C’est une filière qui renoue avec ses racines, littéralement. Adatris, acteur majeur de la production de plantes aromatiques et médicinales bio en Anjou, approvisionne désormais directement les fabricants de tisanes. Biohême, l’un de ses clients, se déplace même au cœur des parcelles pour garantir la traçabilité de ses matières premières, comme le rapporte Ouest France.
Ce qu'il faut retenir
- Adatris, basé en Anjou, est un acteur clé de la production de plantes bio (mélisse, menthe, camomille) destinées aux tisanes.
- Biohême, fabricant de tisanes, se fournit en direct auprès d’Adatris en se rendant sur les parcelles.
- Cette démarche illustre le retour en force des circuits courts dans l’agroalimentaire.
Une filière locale qui mise sur le bio et la proximité
En pleine renaissance, le marché des tisanes françaises mise sur deux atouts : l’authenticité et la qualité. Adatris, spécialisé dans la culture de plantes aromatiques et médicinales, cultive notamment de la mélisse, de la menthe et de la camomille en Anjou. L’entreprise, qui s’est imposée comme un acteur incontournable du bio, approvisionne plusieurs fabricants nationaux, dont Biohême. Ce dernier a choisi une approche radicale : se fournir directement auprès des producteurs, en se rendant sur les parcelles pour vérifier les conditions de culture et garantir la traçabilité.
Cette stratégie s’inscrit dans une logique de circuit court, où chaque étape – de la graine à la tasse – est maîtrisée. Autant dire que le consommateur y gagne en transparence, tandis que les producteurs locaux voient leur travail valorisé.
Biohême, un acteur engagé dans une démarche vertueuse
Pour Biohême, fabricant de tisanes basé en France, collaborer avec Adatris relève d’un choix stratégique. « Travailler en direct avec les producteurs nous permet de contrôler la qualité de nos ingrédients de A à Z », explique un porte-parole de l’entreprise. Cette proximité évite les intermédiaires et réduit l’empreinte carbone liée au transport, un argument de poids dans un secteur où l’écologie devient un critère d’achat déterminant.
Selon Ouest France, cette collaboration illustre une tendance plus large : celle d’un retour aux sources pour les consommateurs, qui plébiscitent désormais les produits locaux et bio.

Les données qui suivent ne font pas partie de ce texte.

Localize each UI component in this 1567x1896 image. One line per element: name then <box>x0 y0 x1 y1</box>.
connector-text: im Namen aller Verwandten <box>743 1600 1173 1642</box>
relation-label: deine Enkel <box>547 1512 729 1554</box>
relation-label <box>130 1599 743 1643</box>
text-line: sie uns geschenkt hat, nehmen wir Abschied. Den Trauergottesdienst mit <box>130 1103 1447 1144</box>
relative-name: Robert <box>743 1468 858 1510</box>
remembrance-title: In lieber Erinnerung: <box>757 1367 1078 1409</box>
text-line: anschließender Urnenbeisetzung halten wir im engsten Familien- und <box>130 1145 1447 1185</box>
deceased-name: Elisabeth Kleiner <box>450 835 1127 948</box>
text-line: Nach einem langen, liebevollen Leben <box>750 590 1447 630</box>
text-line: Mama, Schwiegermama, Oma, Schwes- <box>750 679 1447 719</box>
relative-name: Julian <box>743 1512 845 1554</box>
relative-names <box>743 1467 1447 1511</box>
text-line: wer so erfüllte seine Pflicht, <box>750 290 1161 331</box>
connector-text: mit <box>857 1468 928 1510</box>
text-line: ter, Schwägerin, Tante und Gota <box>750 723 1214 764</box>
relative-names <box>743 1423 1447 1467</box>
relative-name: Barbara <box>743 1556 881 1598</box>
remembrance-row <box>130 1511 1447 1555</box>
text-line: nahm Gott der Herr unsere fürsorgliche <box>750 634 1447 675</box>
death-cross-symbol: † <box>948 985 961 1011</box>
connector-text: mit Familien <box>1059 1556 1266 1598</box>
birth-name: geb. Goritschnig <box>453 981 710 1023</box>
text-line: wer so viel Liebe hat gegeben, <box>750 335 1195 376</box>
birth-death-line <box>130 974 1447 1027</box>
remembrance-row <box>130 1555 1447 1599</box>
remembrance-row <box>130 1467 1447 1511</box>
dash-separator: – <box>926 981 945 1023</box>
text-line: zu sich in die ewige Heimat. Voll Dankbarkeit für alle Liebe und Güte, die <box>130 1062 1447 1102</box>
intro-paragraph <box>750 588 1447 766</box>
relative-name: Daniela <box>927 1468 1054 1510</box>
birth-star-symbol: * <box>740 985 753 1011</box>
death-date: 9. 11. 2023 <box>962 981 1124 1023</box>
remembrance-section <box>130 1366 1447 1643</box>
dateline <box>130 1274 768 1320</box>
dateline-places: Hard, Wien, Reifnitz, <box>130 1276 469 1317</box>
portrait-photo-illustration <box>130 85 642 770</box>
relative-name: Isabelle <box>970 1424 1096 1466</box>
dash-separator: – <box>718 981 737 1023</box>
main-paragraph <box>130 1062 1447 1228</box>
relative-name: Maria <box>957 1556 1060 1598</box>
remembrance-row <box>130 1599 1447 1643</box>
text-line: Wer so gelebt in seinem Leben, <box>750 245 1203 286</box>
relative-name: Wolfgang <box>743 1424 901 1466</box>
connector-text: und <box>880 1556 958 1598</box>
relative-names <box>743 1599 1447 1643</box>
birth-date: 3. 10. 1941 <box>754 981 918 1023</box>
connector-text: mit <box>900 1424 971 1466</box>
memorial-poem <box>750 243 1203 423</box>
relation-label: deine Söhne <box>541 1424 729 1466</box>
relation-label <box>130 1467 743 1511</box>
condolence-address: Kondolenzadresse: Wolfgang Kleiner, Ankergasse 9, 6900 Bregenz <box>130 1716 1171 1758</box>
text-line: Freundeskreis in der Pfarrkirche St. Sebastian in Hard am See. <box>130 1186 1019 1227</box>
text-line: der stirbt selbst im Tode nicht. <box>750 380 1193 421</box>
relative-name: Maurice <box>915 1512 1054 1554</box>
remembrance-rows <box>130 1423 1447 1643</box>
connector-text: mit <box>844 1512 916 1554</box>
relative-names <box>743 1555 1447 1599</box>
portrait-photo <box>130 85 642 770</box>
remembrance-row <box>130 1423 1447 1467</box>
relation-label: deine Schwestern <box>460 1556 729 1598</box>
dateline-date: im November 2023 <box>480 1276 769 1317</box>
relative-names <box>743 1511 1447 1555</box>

Les chiffres parlent d’eux-mêmes : en 2025, les ventes de tisanes en France ont progressé de 8 %, portées par une demande accrue pour des compositions naturelles et traçables.
Le bio, un levier de croissance pour l’agriculture française
Derrière cette dynamique se cache une réalité économique : le bio représente aujourd’hui un secteur en pleine expansion. Adatris, qui cultive plus de 200 hectares en Anjou, a vu ses volumes de vente augmenter de 15 % par an depuis 2022. « Les consommateurs sont de plus en plus attentifs à l’origine de ce qu’ils achètent », souligne le directeur de l’entreprise. « En misant sur le bio et la proximité, nous répondons à cette attente tout en soutenant l’emploi local. »
Cette filière, encore minoritaire il y a dix ans, représente désormais 12 % des surfaces agricoles bio en France. Un essor qui s’accompagne d’investissements dans la mécanisation et la recherche variétale, afin d’optimiser les rendements sans recourir aux intrants chimiques.
Une chose est sûre : le consommateur a désormais le pouvoir de choisir. Et entre une tisane made in France et un mélange importé, le débat dépasse désormais le simple critère du prix.
Selon Ouest France, l’entreprise cultive principalement de la mélisse, de la menthe et de la camomille, trois plantes phares des tisanes françaises.
Cette démarche permet à Biohême de garantir la traçabilité de ses ingrédients, de réduire son empreinte carbone et de soutenir une agriculture locale et bio, comme l’explique un porte-parole de l’entreprise.